The cover of the first edition of Different Leaf magazine, which was published in July 2019 by Michael Kusek.
The cover of the first edition of Different Leaf magazine, which was published in July 2019 by Michael Kusek. Credit: —SUBMITTED PHOTO

NORTHAMPTON — In 2017, when Michael Kusek began winding down the last arts and culture magazine that he published, Take Magazine, he was looking for a new project.

It was a time when voters had just recently legalized recreational marijuana in the state, and one of Kusek’s friends, a cannabis cultivator, spent an evening explaining to him the intricacies of the law and what regulators were hoping to do. Kusek, who is 50, realized that there was a need for older marijuana consumers to navigate the new industry.

“I saw a space there for a guide to help people negotiate it,” he said.

So, this month Kusek premiered his new magazine focused on cannabis culture — Different Leaf. In a press release announcing the new quarterly, Kusek said many people’s previous experience is buying cannabis flower in a setting where they simply had to accept what was offered.

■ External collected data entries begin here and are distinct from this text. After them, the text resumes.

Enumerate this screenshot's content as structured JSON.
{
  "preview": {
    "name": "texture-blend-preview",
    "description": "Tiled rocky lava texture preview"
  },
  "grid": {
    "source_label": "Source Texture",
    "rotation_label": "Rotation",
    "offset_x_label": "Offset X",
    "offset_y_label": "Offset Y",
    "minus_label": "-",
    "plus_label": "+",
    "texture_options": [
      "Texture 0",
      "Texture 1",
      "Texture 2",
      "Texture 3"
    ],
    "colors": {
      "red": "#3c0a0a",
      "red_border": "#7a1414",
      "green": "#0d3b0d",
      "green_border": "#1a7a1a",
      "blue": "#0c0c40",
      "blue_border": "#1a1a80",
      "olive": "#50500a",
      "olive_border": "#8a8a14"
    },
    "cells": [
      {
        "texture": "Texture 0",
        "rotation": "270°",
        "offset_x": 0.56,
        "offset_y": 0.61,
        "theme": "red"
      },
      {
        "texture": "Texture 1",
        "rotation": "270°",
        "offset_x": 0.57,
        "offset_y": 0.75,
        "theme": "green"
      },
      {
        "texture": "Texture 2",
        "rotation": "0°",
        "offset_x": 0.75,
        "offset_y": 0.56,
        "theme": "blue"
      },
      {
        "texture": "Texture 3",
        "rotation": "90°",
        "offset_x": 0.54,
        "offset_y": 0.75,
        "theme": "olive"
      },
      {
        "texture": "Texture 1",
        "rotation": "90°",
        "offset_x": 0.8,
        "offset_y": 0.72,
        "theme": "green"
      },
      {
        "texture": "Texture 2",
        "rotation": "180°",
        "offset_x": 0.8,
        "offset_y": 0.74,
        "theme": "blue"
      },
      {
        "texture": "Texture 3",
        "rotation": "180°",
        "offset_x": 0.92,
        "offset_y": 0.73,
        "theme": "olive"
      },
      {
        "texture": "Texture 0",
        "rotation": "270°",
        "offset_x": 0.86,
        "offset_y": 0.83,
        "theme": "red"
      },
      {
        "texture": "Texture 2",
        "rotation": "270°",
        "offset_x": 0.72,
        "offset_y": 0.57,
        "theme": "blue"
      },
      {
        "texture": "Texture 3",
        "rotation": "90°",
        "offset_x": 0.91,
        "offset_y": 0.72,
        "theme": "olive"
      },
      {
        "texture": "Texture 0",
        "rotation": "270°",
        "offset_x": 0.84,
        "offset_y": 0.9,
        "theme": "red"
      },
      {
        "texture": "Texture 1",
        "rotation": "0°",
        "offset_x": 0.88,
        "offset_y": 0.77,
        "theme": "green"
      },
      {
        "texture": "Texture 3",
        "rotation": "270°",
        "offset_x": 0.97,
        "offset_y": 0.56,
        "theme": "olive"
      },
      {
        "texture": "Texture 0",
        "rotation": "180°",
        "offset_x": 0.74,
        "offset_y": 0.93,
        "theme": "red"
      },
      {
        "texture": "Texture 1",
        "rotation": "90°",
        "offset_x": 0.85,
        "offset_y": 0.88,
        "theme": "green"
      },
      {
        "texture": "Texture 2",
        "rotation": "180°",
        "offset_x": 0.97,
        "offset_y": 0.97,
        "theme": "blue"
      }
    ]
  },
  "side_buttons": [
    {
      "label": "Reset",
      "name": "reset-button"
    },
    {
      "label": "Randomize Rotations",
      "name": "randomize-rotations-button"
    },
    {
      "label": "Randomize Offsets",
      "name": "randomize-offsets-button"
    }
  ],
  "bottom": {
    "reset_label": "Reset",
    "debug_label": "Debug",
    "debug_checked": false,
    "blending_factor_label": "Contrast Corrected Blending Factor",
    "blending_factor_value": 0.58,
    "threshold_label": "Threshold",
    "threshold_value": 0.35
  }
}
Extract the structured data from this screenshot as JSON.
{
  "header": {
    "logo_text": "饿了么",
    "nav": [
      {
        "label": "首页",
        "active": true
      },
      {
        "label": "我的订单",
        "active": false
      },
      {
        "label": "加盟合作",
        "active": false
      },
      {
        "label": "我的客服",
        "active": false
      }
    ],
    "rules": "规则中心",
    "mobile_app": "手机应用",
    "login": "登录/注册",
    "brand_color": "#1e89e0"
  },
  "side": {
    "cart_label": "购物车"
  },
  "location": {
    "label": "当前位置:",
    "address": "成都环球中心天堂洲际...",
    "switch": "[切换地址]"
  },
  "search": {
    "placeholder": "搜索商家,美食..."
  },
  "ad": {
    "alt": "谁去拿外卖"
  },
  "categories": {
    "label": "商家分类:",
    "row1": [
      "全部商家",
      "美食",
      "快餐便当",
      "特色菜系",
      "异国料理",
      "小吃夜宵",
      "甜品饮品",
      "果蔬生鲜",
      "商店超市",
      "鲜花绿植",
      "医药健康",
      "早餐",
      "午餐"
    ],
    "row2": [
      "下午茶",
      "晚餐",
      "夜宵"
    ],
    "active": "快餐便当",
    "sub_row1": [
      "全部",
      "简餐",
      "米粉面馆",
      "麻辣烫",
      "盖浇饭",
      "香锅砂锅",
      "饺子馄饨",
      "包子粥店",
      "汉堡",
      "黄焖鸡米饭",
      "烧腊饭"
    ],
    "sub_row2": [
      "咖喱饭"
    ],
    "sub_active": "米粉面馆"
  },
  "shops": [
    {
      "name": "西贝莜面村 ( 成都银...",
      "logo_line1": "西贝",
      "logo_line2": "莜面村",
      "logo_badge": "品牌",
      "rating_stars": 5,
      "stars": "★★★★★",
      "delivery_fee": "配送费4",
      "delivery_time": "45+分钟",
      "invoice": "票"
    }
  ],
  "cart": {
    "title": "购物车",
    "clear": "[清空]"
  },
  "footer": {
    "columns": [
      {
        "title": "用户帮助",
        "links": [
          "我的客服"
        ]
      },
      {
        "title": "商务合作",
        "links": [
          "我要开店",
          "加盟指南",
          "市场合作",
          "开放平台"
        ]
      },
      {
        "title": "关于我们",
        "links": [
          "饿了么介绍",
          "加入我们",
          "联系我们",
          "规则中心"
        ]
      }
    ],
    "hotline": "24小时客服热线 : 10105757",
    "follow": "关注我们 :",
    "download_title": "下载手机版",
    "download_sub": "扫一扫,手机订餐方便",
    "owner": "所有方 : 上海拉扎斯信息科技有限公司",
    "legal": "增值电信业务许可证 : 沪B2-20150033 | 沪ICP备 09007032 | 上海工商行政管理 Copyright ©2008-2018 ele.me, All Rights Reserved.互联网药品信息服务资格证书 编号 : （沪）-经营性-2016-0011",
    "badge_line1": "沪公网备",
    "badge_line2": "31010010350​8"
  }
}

“Interacting with and understanding the hundreds of legal products on sale in the typical dispensary can be an overwhelming experience,” he said.

Different Leaf features a wide mix of content, from a cannabis product roundup and medical information to more in-depth features. Kusek said the first edition includes a deep-dive into the topic of social justice in the cannabis industry and an exploration of a “secretive crypto-anarchist computer bulletin board for cannabis growers in Vermont who are confronting their own transition to the legal market.”

This fall, Kusek will also begin releasing a podcast series to accompany the publication, delving into topics that arise between the print issues of the magazine.

Though the first issues of Different Leaf will be Massachusetts-focused, Kusek hopes to eventually expand the project as legalization and the larger marijuana industry come to the region’s other states.

“I’d like to take it over the border to Maine or Vermont, or whatever New England state that goes next,” Kusek said.